Il n’a qu’une pensée : être agréable à son compagnon, ne pas aventurer un mot qui le blesse, aller en paix et en bonne union jusqu’au but du voyage et revenir à la maison. Tout en marchant, il murmure quelque prière ou ce qu’il se rappelle de la vie des saints. S’il rencontre un passant sur la route, ou quand il arrive quelque part pour la nuit, il tâche toujours d’être aimable avec tout le monde, et de dire à chacun un mot qui fasse plaisir. Il marche et se réjouit. Une seule chose n’a pu lui réussir : il voulait cesser de priser du tabac ; il a même laissé chez lui sa tabatière ; mais cela l’ennuyait ; chemin faisant, un homme lui en offre. Il lutte, il lutte, mais tout à coup il s’arrête, laisse passer son compagnon pour ne pas lui donner l’exemple du péché, et prise.

Efim Tarassitch marche d’un pas ferme, ne fait pas de mal, ne dit pas de paroles inutiles ; mais il ne se sent pas le cœur dispos ; les affaires de sa maison ne lui sortent pas de la tête. Il songe sans cesse à ce qui se passe chez lui : n’a-t-il pas oublié de dire quelque chose à son fils ? Fera-t-il, son fils, ainsi qu’il lui a été ordonné ?

Il voit sur sa route planter des pommes de terre, ou transporter du fumier, et il pense :

— Fait-il comme je lui ai dit, le fils ?

Il retournerait bien pour lui montrer lui-même.


III


Les vieillards marchèrent pendant cinq semaines. Les lapti dont ils s’étaient munis s’étaient usées ; ils commençaient à en acheter d’autres. Ils arrivèrent chez les Khokhli[4]. Depuis leur départ, ils payaient pour le vivre et le couvert : une fois chez les Khokhli, ce fut à qui les inviterait le premier. On leur donnait à manger et à coucher, sans vouloir accepter de l’argent, on remplissait leurs sacs de pain ou de galettes. Ils firent ainsi sept cents verstes.

Après avoir traversé un autre gouvernement, ils arrivèrent dans un pays infertile. Là, on les couchait encore pour rien, mais on ne leur offrait plus à manger. On ne leur donnait pas même un morceau de pain partout : parfois ils n’en pouvaient trouver pour de l’argent.

— L’année d’avant, leur disait-on, rien n’avait poussé : ceux qui étaient riches s’étaient ruinés, avaient tout vendu ; ceux qui avaient assez étaient devenus pauvres, et les pauvres avaient émigré, ou mendiaient, ou dépérissaient à la maison. Et pendant l’hiver, ils mangeaient du son et des grains de nielle.
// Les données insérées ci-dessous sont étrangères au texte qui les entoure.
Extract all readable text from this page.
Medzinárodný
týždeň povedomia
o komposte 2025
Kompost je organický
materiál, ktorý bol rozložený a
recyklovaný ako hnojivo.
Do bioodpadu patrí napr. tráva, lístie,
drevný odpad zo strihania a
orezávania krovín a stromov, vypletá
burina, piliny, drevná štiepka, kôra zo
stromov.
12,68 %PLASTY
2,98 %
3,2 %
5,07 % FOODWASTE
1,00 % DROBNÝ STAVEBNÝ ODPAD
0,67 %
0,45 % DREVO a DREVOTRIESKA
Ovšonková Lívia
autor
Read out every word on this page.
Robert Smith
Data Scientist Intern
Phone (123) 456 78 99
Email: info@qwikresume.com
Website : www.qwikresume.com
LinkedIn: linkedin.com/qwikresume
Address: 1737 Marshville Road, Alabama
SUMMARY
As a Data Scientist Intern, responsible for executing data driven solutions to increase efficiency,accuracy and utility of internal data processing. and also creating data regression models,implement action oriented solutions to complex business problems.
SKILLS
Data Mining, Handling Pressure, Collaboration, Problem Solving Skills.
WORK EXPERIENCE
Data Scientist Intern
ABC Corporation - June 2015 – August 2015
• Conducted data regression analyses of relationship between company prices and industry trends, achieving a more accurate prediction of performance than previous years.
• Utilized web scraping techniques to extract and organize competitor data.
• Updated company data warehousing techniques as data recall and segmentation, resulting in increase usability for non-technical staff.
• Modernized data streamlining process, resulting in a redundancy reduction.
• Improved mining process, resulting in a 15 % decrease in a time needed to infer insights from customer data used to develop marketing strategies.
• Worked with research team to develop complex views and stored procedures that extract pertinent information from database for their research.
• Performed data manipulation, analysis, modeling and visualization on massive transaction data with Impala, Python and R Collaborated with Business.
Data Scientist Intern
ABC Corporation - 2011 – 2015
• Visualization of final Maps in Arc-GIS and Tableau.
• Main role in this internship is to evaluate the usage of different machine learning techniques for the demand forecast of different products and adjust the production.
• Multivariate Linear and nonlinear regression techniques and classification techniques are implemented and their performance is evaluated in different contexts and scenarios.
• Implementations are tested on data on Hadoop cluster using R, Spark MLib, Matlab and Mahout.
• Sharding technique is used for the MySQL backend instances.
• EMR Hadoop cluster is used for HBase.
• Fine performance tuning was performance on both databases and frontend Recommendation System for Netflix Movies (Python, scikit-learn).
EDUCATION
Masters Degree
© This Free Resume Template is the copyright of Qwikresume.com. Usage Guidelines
Dans un village où ils passèrent la nuit, les vieillards achetèrent une quinzaine de livres de pain ; puis ils partirent le lendemain à l’aube, pour marcher assez longtemps avant la chaleur. Ils firent une dizaine de verstes, et s’approchèrent d’une petite rivière. Là ils s’assirent, puisèrent de l’eau dans leurs tasses, y trempèrent leur pain, mangèrent et changèrent de souliers.

Ils restèrent ainsi quelques instants à se reposer. Élysée prit sa tabatière de corne. Efim Tarassitch hocha la tête :

— Comment, dit-il, ne te défais-tu point d’une si vilaine habitude ?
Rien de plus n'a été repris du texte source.